The NAVA level determines the ratio of pressure delivered for a given EAdi and thus the contribution of pressure from the ventilator – the higher the NAVA level the higher the pressure for a given EAdi. We showed in our early studies that increases in NAVA level reduced the inspiratory esophageal pressure swings which is indicative of respiratory muscle unloading. At the highest NAVA levels used, it was possible to abolish or even reverse the inspiratory esophageal pressure swings such that the respiratory muscles were not at all contributing to inspiration. In other words, high NAVA levels can eliminate work of breathing.

The NAVA level thus becomes the divider that can be used to control the patient’s contribution to work of breathing. In other words, the partitioning of total lungdistending pressure (trans-pulmonary pressure) i.e. the total pressure generated by the patient (esophageal pressure) and the ventilator (airway pressure) during an inspiration, is controlled by adjusting the NAVA level.

The units of the NAVA level is cmH2O/µV, which is in the same units as the patient’s neuro-mechanical efficiency (NME) of the inspiratory muscles.  NME represents the amount of force – which can be measured as the pressure generated by the inspiratory muscles to expand the lungs, in relation to the neural inspiratory activation – that can be measured via the EAdi. Similar to the NAVA level, the units of the NME is cmH2O/µV. The NAVA level and NME thus represents the ventilator’s and patients efficiency to create lungdistending pressure, respectively. A simple way to measure NME at the bedside is by measuring changes in airway pressure and EAdi during an inspiratory occlusion starting at end-expiration (See Forum: “Edi as it relates to trans-pulmonary pressures”).

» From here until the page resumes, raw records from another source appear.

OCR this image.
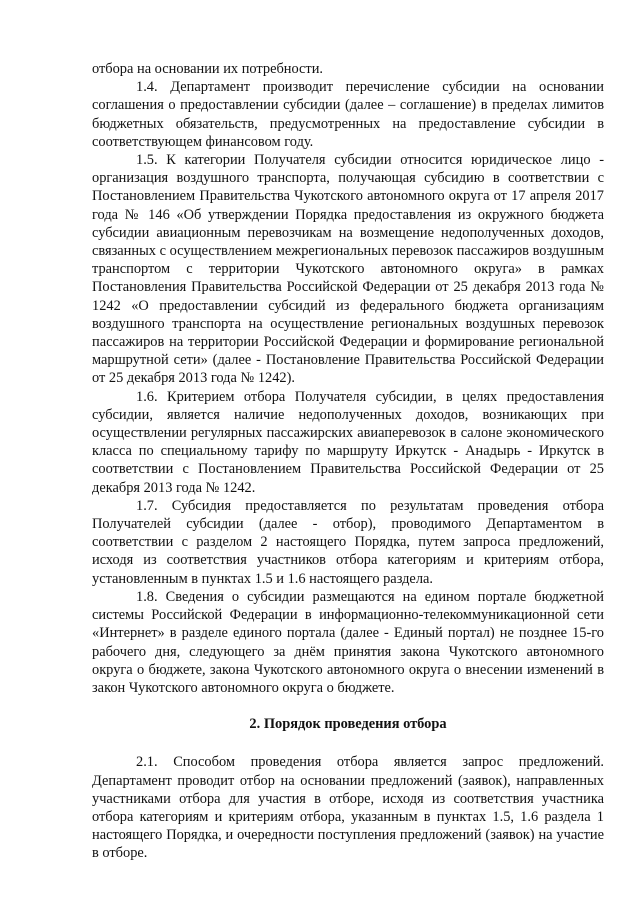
отбора на основании их потребности.

1.4. Департамент производит перечисление субсидии на основании соглашения о предоставлении субсидии (далее – соглашение) в пределах лимитов бюджетных обязательств, предусмотренных на предоставление субсидии в соответствующем финансовом году.

1.5. К категории Получателя субсидии относится юридическое лицо - организация воздушного транспорта, получающая субсидию в соответствии с Постановлением Правительства Чукотского автономного округа от 17 апреля 2017 года № 146 «Об утверждении Порядка предоставления из окружного бюджета субсидии авиационным перевозчикам на возмещение недополученных доходов, связанных с осуществлением межрегиональных перевозок пассажиров воздушным транспортом с территории Чукотского автономного округа» в рамках Постановления Правительства Российской Федерации от 25 декабря 2013 года № 1242 «О предоставлении субсидий из федерального бюджета организациям воздушного транспорта на осуществление региональных воздушных перевозок пассажиров на территории Российской Федерации и формирование региональной маршрутной сети» (далее - Постановление Правительства Российской Федерации от 25 декабря 2013 года № 1242).

1.6. Критерием отбора Получателя субсидии, в целях предоставления субсидии, является наличие недополученных доходов, возникающих при осуществлении регулярных пассажирских авиаперевозок в салоне экономического класса по специальному тарифу по маршруту Иркутск - Анадырь - Иркутск в соответствии с Постановлением Правительства Российской Федерации от 25 декабря 2013 года № 1242.

1.7. Субсидия предоставляется по результатам проведения отбора Получателей субсидии (далее - отбор), проводимого Департаментом в соответствии с разделом 2 настоящего Порядка, путем запроса предложений, исходя из соответствия участников отбора категориям и критериям отбора, установленным в пунктах 1.5 и 1.6 настоящего раздела.

1.8. Сведения о субсидии размещаются на едином портале бюджетной системы Российской Федерации в информационно-телекоммуникационной сети «Интернет» в разделе единого портала (далее - Единый портал) не позднее 15-го рабочего дня, следующего за днём принятия закона Чукотского автономного округа о бюджете, закона Чукотского автономного округа о внесении изменений в закон Чукотского автономного округа о бюджете.

2. Порядок проведения отбора

2.1. Способом проведения отбора является запрос предложений. Департамент проводит отбор на основании предложений (заявок), направленных участниками отбора для участия в отборе, исходя из соответствия участника отбора категориям и критериям отбора, указанным в пунктах 1.5, 1.6 раздела 1 настоящего Порядка, и очередности поступления предложений (заявок) на участие в отборе.
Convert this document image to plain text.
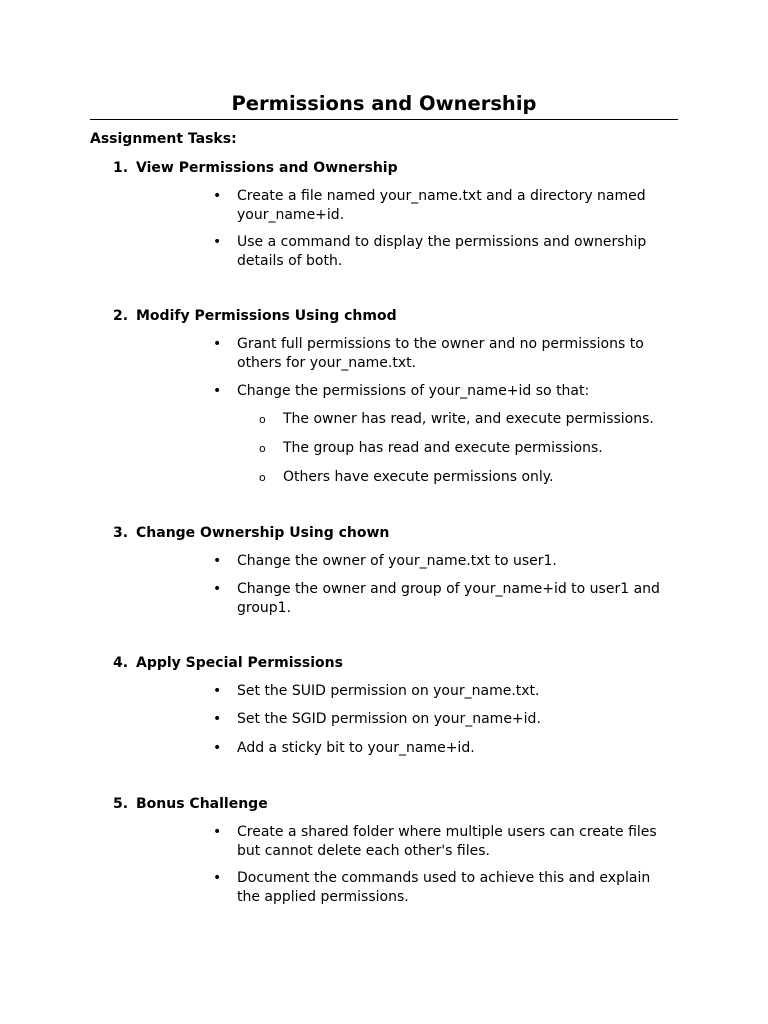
Permissions and Ownership
Assignment Tasks:
1. View Permissions and Ownership
• Create a file named your_name.txt and a directory named your_name+id.
• Use a command to display the permissions and ownership details of both.
2. Modify Permissions Using chmod
• Grant full permissions to the owner and no permissions to others for your_name.txt.
• Change the permissions of your_name+id so that:
o The owner has read, write, and execute permissions.
o The group has read and execute permissions.
o Others have execute permissions only.
3. Change Ownership Using chown
• Change the owner of your_name.txt to user1.
• Change the owner and group of your_name+id to user1 and group1.
4. Apply Special Permissions
• Set the SUID permission on your_name.txt.
• Set the SGID permission on your_name+id.
• Add a sticky bit to your_name+id.
5. Bonus Challenge
• Create a shared folder where multiple users can create files but cannot delete each other's files.
• Document the commands used to achieve this and explain the applied permissions.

As an example of the clinical relevance of NME, we recently showed that average NME in a group of patients that was successfully weaned had an NME of about 1.5 cmH2O/µV during their spontaneous breathing trial whereas NME was reduced to about 0.5 cmH2O/µV in the group of patients that failed the spontaneous breathing trial (Liu et al Crit Care 2012). Same study also showed that, during the spontaneous breathing trial, the successfully weaned patients had significantly higher tidal volume and lower EAdi compared to those who failed spontaneous breathing trial. Consider that patients who failed were weaker (i.e. 1/3 of the NME) and had higher EAdi and lower Vt compared to successfully weaned patients, they would need more assist to increase Vt and maintain a tolerable EAdi. In this case, applying a NAVA level of 1.0 cmH2O/µV, would increase the total NME of the failed SBT group to that of the successful weaning group, and provide 3 times more transpulmonary pressure (i.e. patient + NAVA) for any given EAdi to generate the tidal volume.

Hence NAVA supports the patient’s inspiratory muscle function while allowing the patient to control his breathing pattern.